With today’s chatbots, human users are not really speaking; they are prompting. Prompting, in this context, is the term used to describe deliberately prodding or nudging the software toward specific outcomes. OpenAI’s documentation has a page on “best practices for prompt engineering” with the company’s A.P.I.; these include steering away from negation (“Instead of just saying what not to do, say what to do instead”), and offering details about the “context, outcome, length, format, style,” and tone of the desired response. Some companies working on A.I. products have hired “prompt engineers”—people who develop and document fruitful prompts, or sequences of prompts. A job listing for a “prompt engineer/librarian,” posted by the company Anthropic, whose chatbot, Claude, is marketed as “helpful, honest, and harmless,” describes the role as “a hybrid between programming, instructing, and teaching.”

If certain prompts produce higher-quality data—content that is more legible, thorough, and sometimes more accurate—then prompt design becomes its own form of literacy. Earlier this spring, the Times published an instructional article, “Get the Best from ChatGPT with These Golden Prompts,” that advised using the phrase “act as if” to guide chatbots to “emulate an expert.” Users, of course, are also acting “as if.” They, too, must engage in acts of emulation—playing along, chatting in ways that are computationally friendly, suspending any disbelief about the expertise of predictive text. High-quality inputs are rewarded with high-quality outputs; the software is a kind of mirror. What’s happening is data exchange between user and bot—but it is also a mutual manipulation, a flywheel, an ouroboros.

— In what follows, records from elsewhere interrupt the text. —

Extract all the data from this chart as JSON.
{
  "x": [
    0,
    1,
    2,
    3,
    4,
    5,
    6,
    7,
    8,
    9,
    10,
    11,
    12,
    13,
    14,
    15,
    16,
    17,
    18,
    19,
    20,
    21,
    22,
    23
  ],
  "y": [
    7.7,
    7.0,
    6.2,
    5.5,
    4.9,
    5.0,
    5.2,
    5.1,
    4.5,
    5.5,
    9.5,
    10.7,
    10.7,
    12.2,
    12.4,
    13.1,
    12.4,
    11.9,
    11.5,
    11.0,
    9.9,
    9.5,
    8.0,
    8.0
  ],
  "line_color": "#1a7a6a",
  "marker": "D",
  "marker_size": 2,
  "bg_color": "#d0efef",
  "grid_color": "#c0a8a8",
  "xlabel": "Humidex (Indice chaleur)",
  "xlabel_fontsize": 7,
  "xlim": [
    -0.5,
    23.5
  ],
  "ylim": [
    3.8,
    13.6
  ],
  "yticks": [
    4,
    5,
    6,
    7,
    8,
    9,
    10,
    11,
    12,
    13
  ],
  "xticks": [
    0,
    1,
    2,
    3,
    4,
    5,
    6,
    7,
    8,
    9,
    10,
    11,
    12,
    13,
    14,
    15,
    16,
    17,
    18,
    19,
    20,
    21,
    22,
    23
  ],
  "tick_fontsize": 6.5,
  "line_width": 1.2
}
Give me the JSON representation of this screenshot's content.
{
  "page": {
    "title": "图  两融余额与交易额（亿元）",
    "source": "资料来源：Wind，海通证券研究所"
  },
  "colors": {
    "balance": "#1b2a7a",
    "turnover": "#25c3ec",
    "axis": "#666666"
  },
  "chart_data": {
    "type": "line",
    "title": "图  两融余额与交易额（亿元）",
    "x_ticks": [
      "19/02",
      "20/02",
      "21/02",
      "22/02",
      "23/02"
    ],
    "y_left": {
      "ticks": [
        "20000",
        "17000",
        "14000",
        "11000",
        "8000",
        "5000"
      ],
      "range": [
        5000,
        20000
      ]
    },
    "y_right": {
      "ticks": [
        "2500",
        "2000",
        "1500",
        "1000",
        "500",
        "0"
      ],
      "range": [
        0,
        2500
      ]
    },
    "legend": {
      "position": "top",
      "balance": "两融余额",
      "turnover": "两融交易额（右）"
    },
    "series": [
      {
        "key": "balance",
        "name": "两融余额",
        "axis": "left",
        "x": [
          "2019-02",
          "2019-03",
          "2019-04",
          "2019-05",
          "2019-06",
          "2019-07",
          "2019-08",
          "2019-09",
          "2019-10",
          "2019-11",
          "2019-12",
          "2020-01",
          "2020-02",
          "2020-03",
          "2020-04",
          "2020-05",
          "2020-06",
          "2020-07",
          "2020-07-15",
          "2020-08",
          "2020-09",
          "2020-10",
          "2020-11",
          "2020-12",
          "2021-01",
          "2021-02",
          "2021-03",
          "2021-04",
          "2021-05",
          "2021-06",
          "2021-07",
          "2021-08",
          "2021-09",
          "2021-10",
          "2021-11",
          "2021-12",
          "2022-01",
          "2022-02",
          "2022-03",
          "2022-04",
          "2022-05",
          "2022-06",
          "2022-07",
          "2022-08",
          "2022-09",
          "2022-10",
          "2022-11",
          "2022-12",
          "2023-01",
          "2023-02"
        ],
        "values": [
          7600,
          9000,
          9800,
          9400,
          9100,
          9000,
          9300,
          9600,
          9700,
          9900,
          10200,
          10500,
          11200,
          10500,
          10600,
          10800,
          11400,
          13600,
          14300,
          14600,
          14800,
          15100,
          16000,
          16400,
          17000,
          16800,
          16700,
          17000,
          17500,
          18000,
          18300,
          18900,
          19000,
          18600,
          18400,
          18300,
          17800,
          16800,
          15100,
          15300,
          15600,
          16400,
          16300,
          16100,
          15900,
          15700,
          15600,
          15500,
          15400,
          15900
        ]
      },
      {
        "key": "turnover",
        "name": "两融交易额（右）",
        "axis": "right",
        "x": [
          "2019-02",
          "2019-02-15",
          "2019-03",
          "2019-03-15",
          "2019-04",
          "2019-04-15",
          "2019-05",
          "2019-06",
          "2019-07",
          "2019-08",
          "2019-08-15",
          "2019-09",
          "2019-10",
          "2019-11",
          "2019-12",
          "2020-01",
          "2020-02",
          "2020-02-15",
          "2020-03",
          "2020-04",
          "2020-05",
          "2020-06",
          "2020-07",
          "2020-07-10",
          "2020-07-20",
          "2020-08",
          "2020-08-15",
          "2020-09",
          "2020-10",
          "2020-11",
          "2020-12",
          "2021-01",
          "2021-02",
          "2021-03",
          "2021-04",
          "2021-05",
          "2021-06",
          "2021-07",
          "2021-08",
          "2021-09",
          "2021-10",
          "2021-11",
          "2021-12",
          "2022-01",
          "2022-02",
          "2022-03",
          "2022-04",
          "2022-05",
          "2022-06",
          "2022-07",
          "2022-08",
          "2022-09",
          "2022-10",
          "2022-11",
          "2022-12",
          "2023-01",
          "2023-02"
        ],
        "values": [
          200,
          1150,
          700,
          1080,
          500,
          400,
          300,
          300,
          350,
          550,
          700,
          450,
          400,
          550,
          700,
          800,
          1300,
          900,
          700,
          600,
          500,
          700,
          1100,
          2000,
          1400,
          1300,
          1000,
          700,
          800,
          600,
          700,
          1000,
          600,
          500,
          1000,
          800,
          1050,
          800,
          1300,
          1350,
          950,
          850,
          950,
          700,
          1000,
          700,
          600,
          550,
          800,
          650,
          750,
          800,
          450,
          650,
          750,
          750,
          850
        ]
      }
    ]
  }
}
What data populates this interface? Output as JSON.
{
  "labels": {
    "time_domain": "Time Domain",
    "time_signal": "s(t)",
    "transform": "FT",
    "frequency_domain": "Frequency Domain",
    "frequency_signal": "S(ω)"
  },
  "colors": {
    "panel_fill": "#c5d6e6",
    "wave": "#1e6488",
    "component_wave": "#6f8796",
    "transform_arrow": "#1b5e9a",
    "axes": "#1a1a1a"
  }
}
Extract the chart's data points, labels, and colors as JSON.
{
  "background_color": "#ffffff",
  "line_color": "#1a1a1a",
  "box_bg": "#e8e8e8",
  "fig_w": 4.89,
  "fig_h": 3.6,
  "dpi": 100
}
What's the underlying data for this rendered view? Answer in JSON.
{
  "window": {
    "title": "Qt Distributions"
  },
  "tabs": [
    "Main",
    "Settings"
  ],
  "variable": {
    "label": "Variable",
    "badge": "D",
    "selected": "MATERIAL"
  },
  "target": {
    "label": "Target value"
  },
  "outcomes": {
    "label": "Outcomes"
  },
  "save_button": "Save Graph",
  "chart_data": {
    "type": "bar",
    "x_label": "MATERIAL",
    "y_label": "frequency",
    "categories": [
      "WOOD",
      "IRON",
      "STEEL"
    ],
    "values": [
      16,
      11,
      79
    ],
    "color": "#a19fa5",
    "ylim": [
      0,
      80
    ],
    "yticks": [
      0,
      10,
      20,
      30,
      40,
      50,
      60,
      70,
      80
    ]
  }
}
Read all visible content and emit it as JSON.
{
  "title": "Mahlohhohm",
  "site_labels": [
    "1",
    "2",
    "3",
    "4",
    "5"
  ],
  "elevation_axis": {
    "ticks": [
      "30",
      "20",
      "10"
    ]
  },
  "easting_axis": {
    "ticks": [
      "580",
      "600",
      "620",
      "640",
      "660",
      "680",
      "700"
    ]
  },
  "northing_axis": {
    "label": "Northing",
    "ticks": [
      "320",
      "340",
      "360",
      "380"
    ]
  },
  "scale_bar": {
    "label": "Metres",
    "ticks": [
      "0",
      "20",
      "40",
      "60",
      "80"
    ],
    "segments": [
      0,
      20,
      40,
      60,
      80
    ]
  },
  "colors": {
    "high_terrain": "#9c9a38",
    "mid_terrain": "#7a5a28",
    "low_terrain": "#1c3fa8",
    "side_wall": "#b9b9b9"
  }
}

At G.D.C., during a break between meetings, I went around the corner to the Metreon, a mall, to pick up lunch at a fast-casual Vietnamese restaurant. I had frequented the restaurant regularly about a decade ago, when I was twenty-five and working in customer support at a startup nearby. Back then, I spent my days writing e-mails that said things like “I’d love to reproduce this error for myself” and “Let me know if that helps!” In those years, Tony Hsieh’s book “Delivering Happiness” was popular, and there was a lot of talk about how to administer “surprise and delight.” It was strange to think about a future in which this work might be completely automated—in which L.L.M.s, rather than liberal-arts graduates, would be tasked with transmogrifying frustration and human error into something useful and charming.

The restaurant looked about the same as I remembered, but with more screens. Bowls are an intrinsic part of cuisines all over the world, but in corporate lunch culture a “bowl” also signifies drop-down-menu food—food reduced to first principles—and people wearing G.D.C. lanyards stood behind two tablets, waiting to select bases, proteins, sauces, and toppings. On the other side of the tablets, a line of employees transferred fistfuls of rice noodles from cold metal troughs to compostable containers. When it was my turn, I quickly selected the allotted number of components, almost at random, and immediately felt remorse. As the workers assembled my bowl, I read Yelp reviews of the restaurant. “For outright value, you just can’t beat the bowl,” one reviewer had written. “They really stuffed the bowl,” wrote another. “My bowl was brimming to the top!” a third claimed.

I have always been fond of Yelp, not as a service but as a literary corpus, documenting nearly twenty years of sociocultural desire and thwarted expectations—a chronicle of a generation’s pursuit of optimized experience. The site, which was founded in 2004, is a perfect artifact of Web 2.0, a version of the Web that produced new styles of user-generated content: tweets, shitposts, comments, memes, reviews—forms of public writing with their own conventions, shorthand, and lexical tics, each unique to their platform. (Yelp: “I would give zero stars if I could”; “I am very surprised by the rating”; “Really a 3.5, but rounded down because of presentation.”) It was almost poignant that many large language models were trained on content from Web 2.0. Those corporate platforms, and the text that animates them, seemed quaint and homespun by comparison.